La Kasbah è la principale attrazione turistica della città, fondata sulle rovine di un avamposto commerciale fenicio. Il quartiere collinare è poi fiorito diventando una piccola città romana, che si estende verso il mare. Oggi, l'area è caratterizzata da case bianche scintillanti che si ergono come zollette di zucchero a pochi passi dal mare. Queste case hanno dato ad Algeri il soprannome di "La Blanche", o "la bianca", e l'area è stata dichiarata Patrimonio dell'Umanità dall'UNESCO nel 1992. Nonostante tale riconoscimento e la designazione della Kasbah da parte del governo come monumento protetto, il quartiere è caduto in rovina. Le strade strette si snodano tra cortili fatiscenti, edifici in deterioramento e giardini incolti pieni di erbacce.
Tuttavia, alcune zone della Kasbah riescono a sopravvivere e persino a prosperare. L'area è particolarmente nota per l'alta concentrazione di moschee storiche e la zona circostante rimane piuttosto pittoresca. La Moschea Ketchaoua, fiancheggiata da due minareti, fu costruita nel 1794 ed è la meglio conservata. Altre moschee degne di nota nella zona che meritano una visita includono la Moschea El Kebir e la Moschea el Djedid.
La Kasbah ospita anche uno dei più grandiosi ex palazzi della città, Dar Hassan Pacha. Prende il nome dal proprietario originale, un sovrano del XVIII secolo, e il palazzo presenta decorazioni in gesso, soffitti in legno dipinto colorato e bellissime piastrelle alle pareti.
Un altro luogo interessante ad Algeri è il Monumento ai Martiri, dedicato alla popolazione locale uccisa durante la guerra d'indipendenza.

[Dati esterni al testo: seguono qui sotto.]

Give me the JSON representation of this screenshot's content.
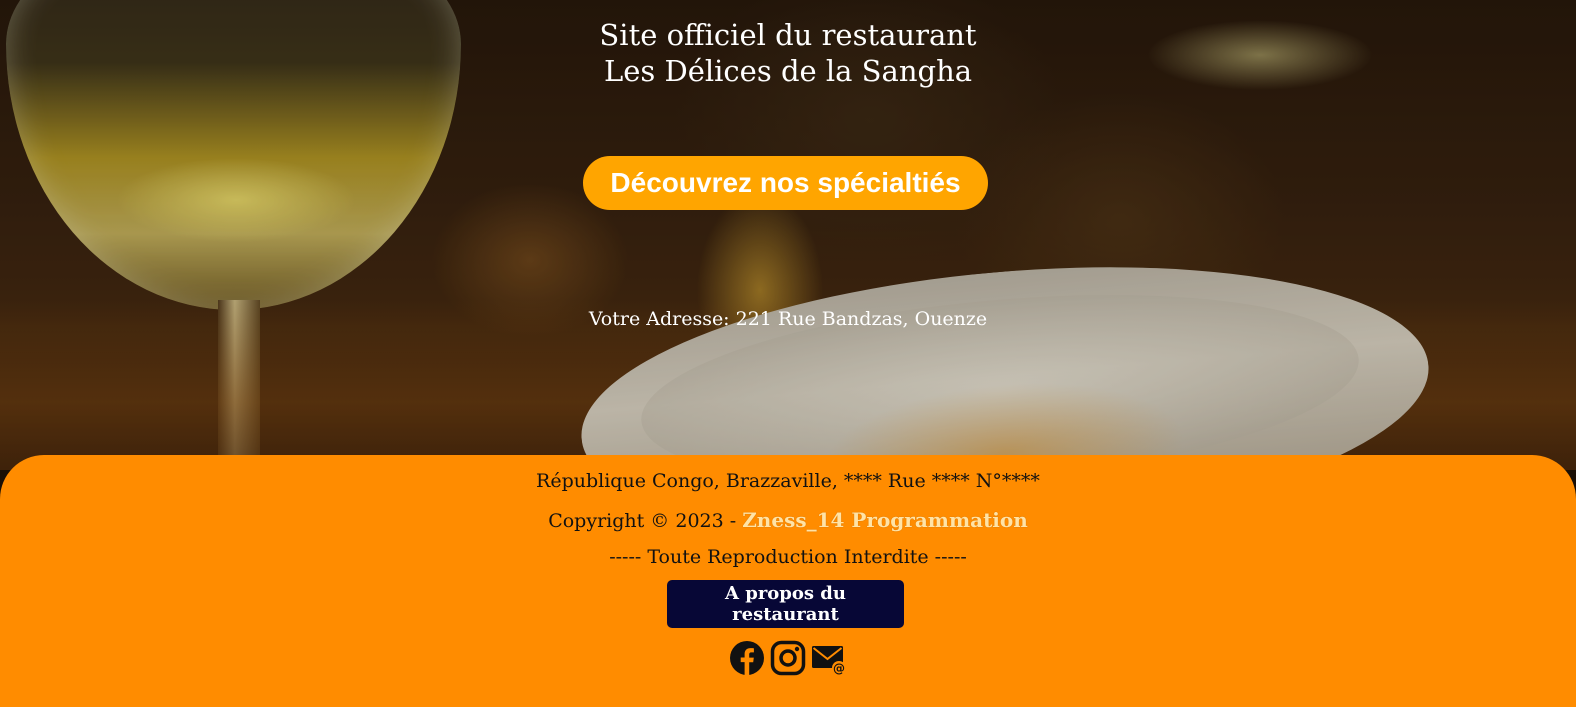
{
  "hero": {
    "title_line1": "Site officiel du restaurant",
    "title_line2": "Les Délices de la Sangha",
    "cta_label": "Découvrez nos spécialtiés",
    "address": "Votre Adresse: 221 Rue Bandzas, Ouenze"
  },
  "footer": {
    "location": "République Congo, Brazzaville, **** Rue **** N°****",
    "copyright_prefix": "Copyright © 2023 - ",
    "copyright_link": "Zness_14 Programmation",
    "notice": "----- Toute Reproduction Interdite -----",
    "about_button": "A propos du restaurant",
    "social_icons": [
      "facebook-icon",
      "instagram-icon",
      "email-icon"
    ]
  },
  "colors": {
    "accent": "#ffa500",
    "footer_background": "#ff8c00",
    "about_button_background": "#070736",
    "link": "#ffe3a6"
  }
}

L'iconico monumento in cemento è costituito da tre sezioni a forma di palma che si uniscono al centro e raggiungono un'altezza di oltre 90 metri. Le palme stilizzate sono sormontate da una torretta in stile islamico alta circa 7,5 metri, coronata da una cupola. Sotto ogni palma si trova la statua di un soldato e il monumento poggia su una spianata che comprende una fiamma eterna, un anfiteatro e una cripta.
Sotto il Monumento ai Martiri si trova il Museo Nazionale del Moudjahid, dedicato alla lotta contro il colonialismo. Le mostre dettagliate accompagnano i visitatori attraverso una cronologia del colonialismo e del movimento di indipendenza, a partire dall'invasione francese del 1830. Le informazioni scritte sono in arabo, ma il significato generale delle mostre è facile da cogliere. Il livello più basso del museo è un santuario, dove è richiesto il silenzio e dove si trova un sacrario con iscrizioni di versetti del Corano.
Il vicino Museo del Bardo di Preistoria ed Etnografia mette in luce la storia antica e l'etnografia dell'Algeria con dettagli sorprendenti. La vasta collezione comprende pietre e ceramiche neolitiche, incisioni rupestri preistoriche, favolosi fossili e antichi manufatti urbani. Il cortile superiore è particolarmente delizioso, con giardini rigogliosi e una piscina rinfrescante che offre un sollievo molto gradito nelle giornate calde.
Al di sopra del trambusto della città sorge Notre Dame d'Afrique, una basilica di ispirazione bizantina che custodisce una statua della Vergine Maria. Con il permesso del Papa, la statua fu incoronata "Regina d'Africa" nel 1876 e la chiesa rimane un luogo di pellegrinaggio per i fedeli.